The Hong Kong Palace Museum takes many cues from its namesake in Beijing, with a broad entry pavilion and vermilion exterior walls that evoke of the vast expanse of the Forbidden City at the heart of the Chinese capital. But beyond the walls, boats bob in the harbor and the Hong Kong’s stunning skyline rises across the water.
Many of the hundreds of works on loan from the Palace Museum in Beijing date to the Qing dynasty, the last to rule China before the 1911 revolution. The collection includes several paintings attributed to Giuseppe Castiglione, the Jesuit missionary who served as an artist for the Qing court.
The museum was funded by a donation from the Hong Kong Jockey Club, the nonprofit that holds the government monopoly on horse racing in Hong Kong. Horses are a particular focus, with one exhibit showing works from the Forbidden City and the Louvre that depict horses.
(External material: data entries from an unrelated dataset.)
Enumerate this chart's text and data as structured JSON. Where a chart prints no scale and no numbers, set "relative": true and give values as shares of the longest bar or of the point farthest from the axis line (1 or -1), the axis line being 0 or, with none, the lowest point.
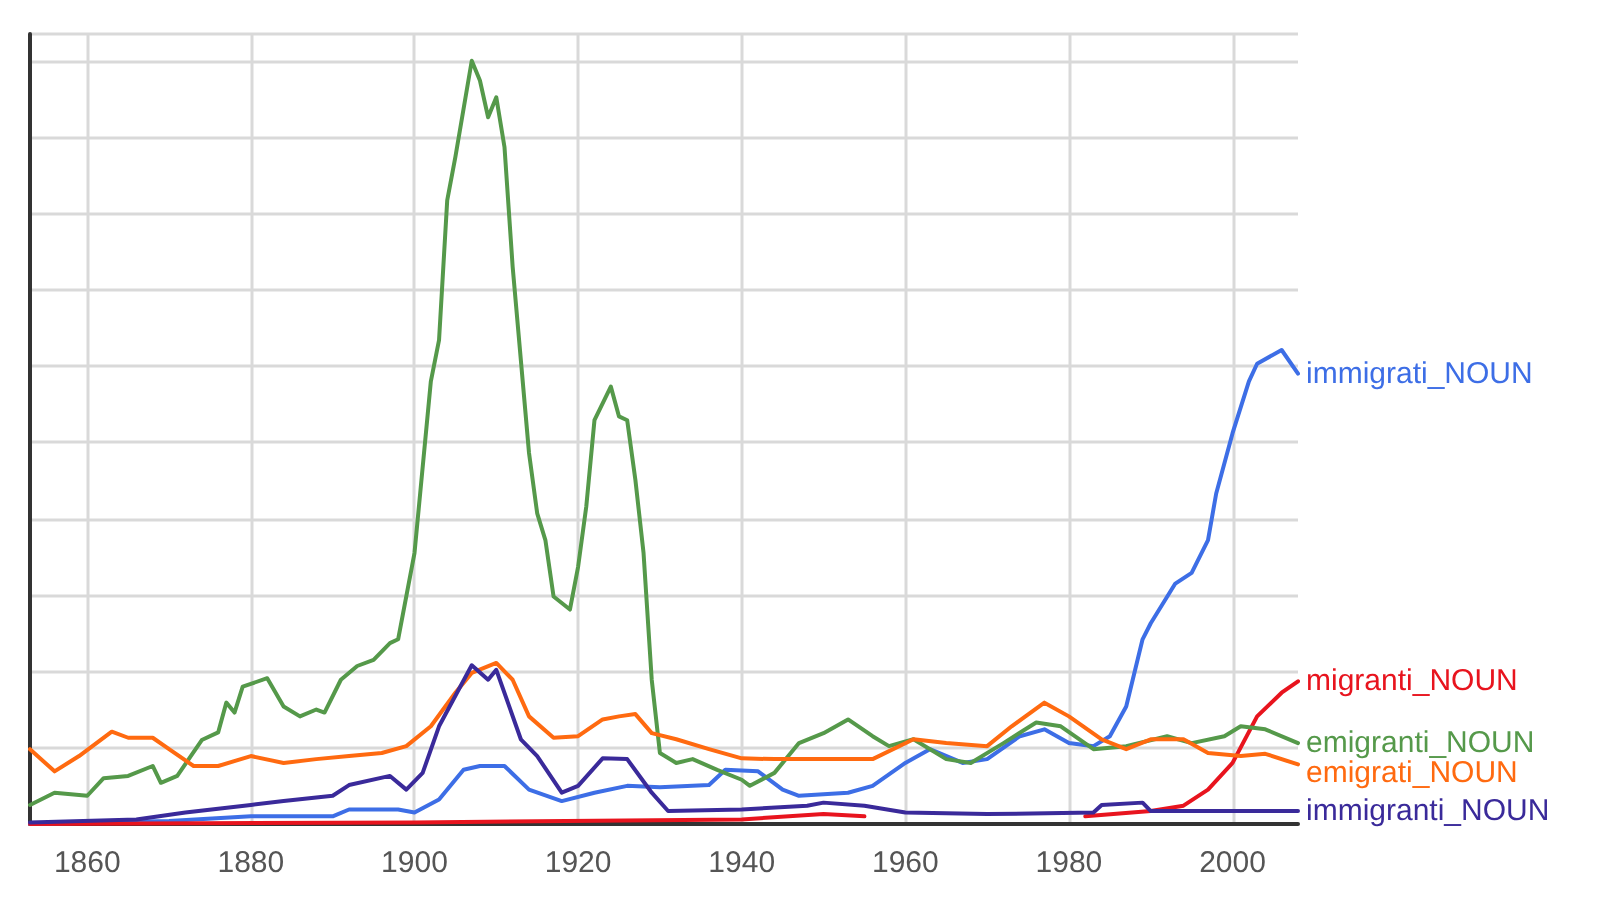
{
  "chart_data": {
    "type": "line",
    "relative": true,
    "xlim": [
      1853,
      2008
    ],
    "xticks": [
      1860,
      1880,
      1900,
      1920,
      1940,
      1960,
      1980,
      2000
    ],
    "grid": true,
    "legend": false,
    "line_style": "solid",
    "marker": "none",
    "series": [
      {
        "name": "immigrati_NOUN",
        "color": "#3d6ee6",
        "x": [
          1853,
          1870,
          1880,
          1890,
          1892,
          1898,
          1900,
          1903,
          1906,
          1908,
          1911,
          1914,
          1918,
          1922,
          1926,
          1930,
          1936,
          1938,
          1942,
          1945,
          1947,
          1953,
          1956,
          1960,
          1963,
          1967,
          1970,
          1974,
          1977,
          1980,
          1983,
          1985,
          1987,
          1989,
          1990,
          1993,
          1995,
          1997,
          1998,
          2000,
          2002,
          2003,
          2006,
          2008
        ],
        "values": [
          0,
          0.004,
          0.01,
          0.01,
          0.019,
          0.019,
          0.015,
          0.032,
          0.071,
          0.076,
          0.076,
          0.045,
          0.03,
          0.041,
          0.05,
          0.048,
          0.051,
          0.071,
          0.069,
          0.045,
          0.037,
          0.041,
          0.05,
          0.08,
          0.098,
          0.08,
          0.085,
          0.115,
          0.124,
          0.106,
          0.102,
          0.115,
          0.154,
          0.242,
          0.263,
          0.315,
          0.329,
          0.372,
          0.433,
          0.512,
          0.58,
          0.603,
          0.621,
          0.59
        ]
      },
      {
        "name": "migranti_NOUN",
        "color": "#e8141e",
        "x": [
          1853,
          1900,
          1940,
          1950,
          1955,
          1970,
          1982,
          1990,
          1994,
          1997,
          2000,
          2003,
          2006,
          2008
        ],
        "values": [
          0,
          0.002,
          0.006,
          0.013,
          0.01,
          null,
          0.01,
          0.017,
          0.024,
          0.045,
          0.08,
          0.141,
          0.172,
          0.187
        ]
      },
      {
        "name": "emigranti_NOUN",
        "color": "#55994a",
        "x": [
          1853,
          1856,
          1860,
          1862,
          1865,
          1868,
          1869,
          1871,
          1874,
          1876,
          1877,
          1878,
          1879,
          1882,
          1884,
          1886,
          1888,
          1889,
          1891,
          1893,
          1895,
          1897,
          1898,
          1900,
          1902,
          1903,
          1904,
          1905,
          1907,
          1908,
          1909,
          1910,
          1911,
          1912,
          1914,
          1915,
          1916,
          1917,
          1919,
          1920,
          1921,
          1922,
          1924,
          1925,
          1926,
          1927,
          1928,
          1929,
          1930,
          1932,
          1934,
          1937,
          1940,
          1941,
          1944,
          1947,
          1950,
          1953,
          1956,
          1958,
          1961,
          1965,
          1968,
          1972,
          1976,
          1979,
          1983,
          1987,
          1992,
          1995,
          1999,
          2001,
          2004,
          2008
        ],
        "values": [
          0.025,
          0.041,
          0.037,
          0.06,
          0.063,
          0.076,
          0.054,
          0.063,
          0.11,
          0.12,
          0.159,
          0.146,
          0.18,
          0.191,
          0.154,
          0.141,
          0.15,
          0.146,
          0.189,
          0.207,
          0.215,
          0.237,
          0.242,
          0.355,
          0.58,
          0.634,
          0.817,
          0.874,
          1,
          0.974,
          0.926,
          0.952,
          0.887,
          0.73,
          0.486,
          0.407,
          0.372,
          0.298,
          0.281,
          0.337,
          0.416,
          0.529,
          0.573,
          0.534,
          0.529,
          0.451,
          0.355,
          0.189,
          0.093,
          0.08,
          0.085,
          0.071,
          0.058,
          0.05,
          0.067,
          0.106,
          0.119,
          0.137,
          0.115,
          0.102,
          0.111,
          0.085,
          0.08,
          0.106,
          0.133,
          0.128,
          0.098,
          0.102,
          0.115,
          0.106,
          0.115,
          0.128,
          0.124,
          0.106
        ]
      },
      {
        "name": "emigrati_NOUN",
        "color": "#ff6a10",
        "x": [
          1853,
          1856,
          1859,
          1863,
          1865,
          1868,
          1870,
          1873,
          1876,
          1880,
          1884,
          1888,
          1892,
          1896,
          1899,
          1902,
          1905,
          1907,
          1910,
          1912,
          1914,
          1917,
          1920,
          1923,
          1925,
          1927,
          1929,
          1932,
          1936,
          1940,
          1944,
          1950,
          1956,
          1961,
          1965,
          1970,
          1973,
          1977,
          1980,
          1984,
          1987,
          1990,
          1994,
          1997,
          2001,
          2004,
          2008
        ],
        "values": [
          0.098,
          0.069,
          0.089,
          0.121,
          0.113,
          0.113,
          0.098,
          0.076,
          0.076,
          0.089,
          0.08,
          0.085,
          0.089,
          0.093,
          0.102,
          0.128,
          0.172,
          0.198,
          0.211,
          0.189,
          0.141,
          0.113,
          0.115,
          0.137,
          0.141,
          0.144,
          0.119,
          0.111,
          0.098,
          0.086,
          0.085,
          0.085,
          0.085,
          0.111,
          0.106,
          0.102,
          0.128,
          0.159,
          0.141,
          0.111,
          0.098,
          0.111,
          0.111,
          0.093,
          0.089,
          0.092,
          0.078
        ]
      },
      {
        "name": "immigranti_NOUN",
        "color": "#3a2a9a",
        "x": [
          1853,
          1866,
          1872,
          1880,
          1884,
          1890,
          1892,
          1897,
          1899,
          1901,
          1903,
          1907,
          1909,
          1910,
          1913,
          1915,
          1918,
          1920,
          1923,
          1926,
          1929,
          1931,
          1940,
          1948,
          1950,
          1955,
          1960,
          1970,
          1983,
          1984,
          1989,
          1990,
          2008
        ],
        "values": [
          0.002,
          0.006,
          0.015,
          0.025,
          0.03,
          0.037,
          0.051,
          0.063,
          0.045,
          0.067,
          0.128,
          0.208,
          0.189,
          0.202,
          0.111,
          0.089,
          0.041,
          0.05,
          0.086,
          0.085,
          0.041,
          0.017,
          0.019,
          0.024,
          0.028,
          0.024,
          0.015,
          0.013,
          0.015,
          0.025,
          0.028,
          0.017,
          0.017
        ]
      }
    ]
  }
}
One object commemorates a particularly brutal episode, when the Qianlong emperor ordered the annihilation of the Dzungars, a group of Mongol tribes who ruled much of what is now the Xinjiang region. It is a jade plate that was used to hold mares’ milk for Dzungar ceremonies. Found on the battlefield, it was taken to Qianlong and inscribed with a poem he wrote to commemorate the Qing victory. That poem is also played in a nearby audio booth.
The exhibitions include paintings and calligraphic works from the Jin, Tang, Song and Yuan dynasties, and ceramics from several periods. There is also a display of portraits of Qing emperors and empresses. Some of the most precious objects include Song calligraphy and scroll paintings depicting mountains, rivers and figures from classical poetry. These works, which date from the 11th and 12 centuries, are typically displayed for only short periods because of the risk of damage from light to such old works.
Several objects had not been installed during a preview last week. The museum was awaiting local permits to allow the display of objects made in part with endangered species such as rare corals and wood.